To its credit, the Method opened with three new songs, and doled out the now-familiar "Vegas" with surprising economy. Singles from the Method's "Vegas" -- most notably "Busy Child" and "Keep Hope Alive" -- have been used in dozens of films, television shows, commercials, and even in a video game or two. That the band didn't lead with this material shows how confident it has grown with performing. (Jordan told me, back in 1996, that he was "kind of embarrassed to be onstage" -- I'm glad he's over that.) Kirkland swings his keyboards as Pete Townsend once swung a guitar, while Jordan banters with the crowd -- they've become rock stars, good and proper.
Whether that's the right thing for them is hard to say. To my mind, their music remains a solid accompaniment to action, and not a catalyst for it; watching the band onstage, you can't help wishing for something to happen, like when rapper Ryu stepped to the fore during "Name of the Game." They sound amazing, but more often than not I found myself closing my eyes, exploring the more interesting world the band's instrumentals had built inside.
A wall of strobe lights, while an attention-getter, can become somewhat monotonous to look at without a line of go-go dancers in front. Their sound, while mightily compelling, is not a sound you can see. In that single respect, a show by the Crystal Method differs from a UFO sighting: You can describe quite clearly what you heard, and who was with you when you heard it -- but for your life, you've only the vaguest memory of what that low-flying mothership looked like.

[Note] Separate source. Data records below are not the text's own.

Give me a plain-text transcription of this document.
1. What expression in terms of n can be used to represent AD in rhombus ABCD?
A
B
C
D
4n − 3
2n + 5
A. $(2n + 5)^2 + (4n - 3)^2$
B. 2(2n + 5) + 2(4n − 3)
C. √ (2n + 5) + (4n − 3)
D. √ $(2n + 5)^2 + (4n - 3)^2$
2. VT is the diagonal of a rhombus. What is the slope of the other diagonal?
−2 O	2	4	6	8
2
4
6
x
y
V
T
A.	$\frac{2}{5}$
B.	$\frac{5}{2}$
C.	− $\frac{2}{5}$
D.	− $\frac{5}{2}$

That said, what does it matter as long as those tones ring out loud and clear? The Method's music can blow the lid off the most tightly screwed of heads. If you didn't believe in alien intelligence before you discovered the Method, you will after -- and spend the rest of your life trying to explain it to nonbelievers. History will want a word picture of these sounds and sensations -- and a description of two guys bent over keyboards won't convince anyone. Your ears must hear the Crystal Method before your eyes can believe.